Racechecker: Efficient Identification Of Harmful Data Races

Data races hidden in concurrent programs have caused severe failures. To improve the reliability, many race detectors are proposed. However, most of the reported races are not harmful, which consumes manual effort to identify the harmful races. This paper proposes RaceChecker that can detect the potential races and identify the harmful races effectively and efficiently. Unlike previous detectors, RaceChecker combines happens-before relation and ad-hoc synchronization to prune the infeasible races so that fewer potential races are required to be verified. Before verification, RaceChecker groups the remaining potential races, guaranteeing the potential races in one group do not interfere with each other. Therefore, multiple potential races in one group can be verified together in one execution. To our knowledge, this is the first effective technique that groups the potential races to improve the efficiency. Unlike previous detectors that verify one potential race in one execution, RaceChecker dynamically controls thread scheduler to create real race conditions to verify multiple potential races in one execution, identifying the harmful races that cause program failures.

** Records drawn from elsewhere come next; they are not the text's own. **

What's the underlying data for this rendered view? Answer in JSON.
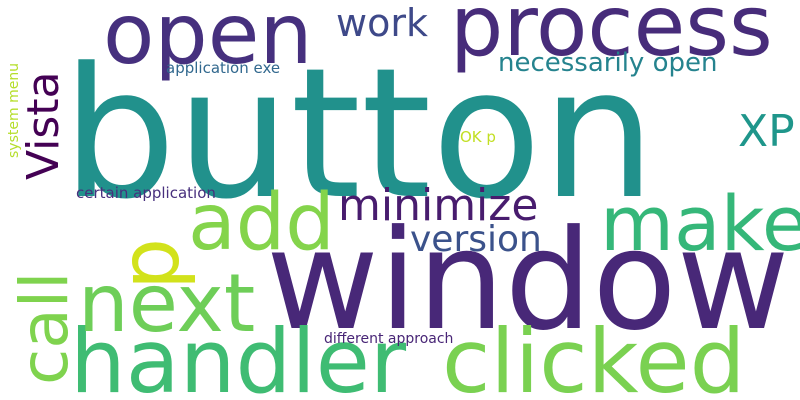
{
  "words": {
    "button": {
      "text": "button",
      "color": "#21918c"
    },
    "window": {
      "text": "window",
      "color": "#482878"
    },
    "process": {
      "text": "process",
      "color": "#472c7a"
    },
    "open": {
      "text": "open",
      "color": "#46307e"
    },
    "handler": {
      "text": "handler",
      "color": "#3fbc73"
    },
    "clicked": {
      "text": "clicked",
      "color": "#7ad151"
    },
    "next": {
      "text": "next",
      "color": "#6ece58"
    },
    "make": {
      "text": "make",
      "color": "#35b779"
    },
    "add": {
      "text": "add",
      "color": "#84d44b"
    },
    "call": {
      "text": "call",
      "color": "#7fd34e"
    },
    "p": {
      "text": "p",
      "color": "#d2e21b"
    },
    "vista": {
      "text": "Vista",
      "color": "#440154"
    },
    "xp": {
      "text": "XP",
      "color": "#1f968b"
    },
    "minimize": {
      "text": "minimize",
      "color": "#481c6e"
    },
    "version": {
      "text": "version",
      "color": "#3b528b"
    },
    "work": {
      "text": "work",
      "color": "#3e4989"
    },
    "necessarily_open": {
      "text": "necessarily open",
      "color": "#25838e"
    },
    "application_exe": {
      "text": "application exe",
      "color": "#31688e"
    },
    "system_menu": {
      "text": "system menu",
      "color": "#b5de2b"
    },
    "ok_p": {
      "text": "OK p",
      "color": "#c2df23"
    },
    "certain_application": {
      "text": "certain application",
      "color": "#472f7d"
    },
    "different_approach": {
      "text": "different approach",
      "color": "#482576"
    }
  }
}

We have implemented RaceChecker as a prototype tool and have experimented on a number of real-world concurrent programs. Results show that 66% of the potential races are infeasible and nearly 48% of the executions are reduced by the grouping strategy. The known harmful races are also identified effectively. By pruning and grouping, RaceChecker identifies the harmful races more efficiently. Comparing with RaceMob and RaceFuzzer, the time is reduced significantly, with an average of 45% and 81% respectively.